A wet visit to St James’s Park

This central London park is full of birds but at this time of year they are outnumbered by the huge numbers of tourists. These crowds block my views of the birds. The other day I went to the park in the rain and the tourists had disappeared! So I had the birds to myself and enjoyed watching this preening swan family:

And a heron looking at a tree stump:

Grieving for pigeons

I find it impossible to cry, to weep. Even in the saddest situations such as family deaths or funerals, I can’t weep. My psychiatrist says it’s likely to be because of my anti-depressants. If the tablets are saving me from deep unhappiness, then that must be good. But I worry that I will longer be able to feel proper human emotion. Or perhaps I never have done?
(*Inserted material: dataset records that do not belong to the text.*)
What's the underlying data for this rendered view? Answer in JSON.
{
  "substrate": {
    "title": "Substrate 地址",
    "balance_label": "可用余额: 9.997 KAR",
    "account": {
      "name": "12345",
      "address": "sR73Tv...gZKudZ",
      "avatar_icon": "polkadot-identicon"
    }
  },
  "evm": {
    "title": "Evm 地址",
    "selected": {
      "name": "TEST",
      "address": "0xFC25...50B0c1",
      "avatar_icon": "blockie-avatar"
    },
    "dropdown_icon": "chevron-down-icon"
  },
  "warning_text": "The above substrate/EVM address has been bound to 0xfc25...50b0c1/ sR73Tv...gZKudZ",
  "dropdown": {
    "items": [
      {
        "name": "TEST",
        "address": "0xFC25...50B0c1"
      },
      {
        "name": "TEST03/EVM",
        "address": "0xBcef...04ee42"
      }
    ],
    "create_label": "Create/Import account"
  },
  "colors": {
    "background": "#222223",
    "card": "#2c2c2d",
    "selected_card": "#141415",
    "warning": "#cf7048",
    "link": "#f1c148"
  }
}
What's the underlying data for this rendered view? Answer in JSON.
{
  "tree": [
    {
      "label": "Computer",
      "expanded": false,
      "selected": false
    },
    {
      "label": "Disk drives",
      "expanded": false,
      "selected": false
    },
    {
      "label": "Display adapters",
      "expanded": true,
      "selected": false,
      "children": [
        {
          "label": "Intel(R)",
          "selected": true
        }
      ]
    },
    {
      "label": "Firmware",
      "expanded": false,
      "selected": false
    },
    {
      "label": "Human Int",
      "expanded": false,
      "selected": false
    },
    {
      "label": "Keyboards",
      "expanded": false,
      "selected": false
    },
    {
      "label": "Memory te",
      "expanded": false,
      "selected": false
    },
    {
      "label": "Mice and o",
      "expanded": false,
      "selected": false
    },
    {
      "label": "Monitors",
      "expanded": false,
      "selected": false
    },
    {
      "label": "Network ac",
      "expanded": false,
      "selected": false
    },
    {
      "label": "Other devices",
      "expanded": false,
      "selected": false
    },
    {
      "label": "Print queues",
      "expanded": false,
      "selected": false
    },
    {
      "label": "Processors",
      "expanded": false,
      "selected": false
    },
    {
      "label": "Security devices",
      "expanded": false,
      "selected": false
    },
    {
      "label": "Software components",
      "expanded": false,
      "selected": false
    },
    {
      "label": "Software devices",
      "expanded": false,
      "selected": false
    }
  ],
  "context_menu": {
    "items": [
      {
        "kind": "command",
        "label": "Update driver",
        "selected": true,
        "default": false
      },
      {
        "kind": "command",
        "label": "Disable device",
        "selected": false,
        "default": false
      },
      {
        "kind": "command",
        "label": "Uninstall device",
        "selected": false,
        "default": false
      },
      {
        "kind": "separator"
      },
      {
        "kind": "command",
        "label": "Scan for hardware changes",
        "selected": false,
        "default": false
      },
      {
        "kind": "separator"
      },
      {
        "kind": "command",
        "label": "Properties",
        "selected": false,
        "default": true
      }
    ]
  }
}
In recent years, I’ve been moved more by tragedies involving birds rather than humans. I realise that it is wrong to think like this. I was upset by seeing a crushed Rook on a road, knowing that its chicks would be expecting food. I was really shocked by reading about the extinction of a whole species, the Passenger
Pigeon. Of all the sad bird-related stories I’ve read, this is the worst. This article on the Audubon web site describes how this American species once numbering over three billion was driven to complete extinction. The bird used to flock in millions but was hunted to death, often through inhumane methods. For example sulphur was burned at the bottom of the tree to asphyxiate the birds above. These events happened well over 100 years ago but they still shock me every time I read about them. Reading about the Passenger Pigeon nearly, but not quite, drives me to tears.

Luckily, there are plenty of pigeons and doves in London to enjoy. The most common pigeon in the city is the Feral Pigeon, derived from the wild Rock Dove. Ken Livingstone was wrong to describe them as ‘rats with wings’. I enjoy watching these attractive birds as they try to live their lives around us. I saw this bird in Beddington Park in south London:

As much as I like pigeons, I don’t think I’d want to get quite as close to them as this woman!

This Grey Heron looked irritated by the pigeons scrambling over food behind him:

Woodpigeons with their distinctive five note call are also very common. This one was looking over the lake at Waddon Ponds in Croydon:

While I was in St James’s Park the other day, I was delighted to find this pretty pair of Stock Doves. They look very like Feral Pigeons but are genuinely wild woodland birds which are easy to overlook:

Unlike Ken Livingstone, I believe we should cherish the variety of pigeons and doves in the UK. The man-made extinction of the Passenger Pigeon is a warning about how easy it is to lose things we take for granted.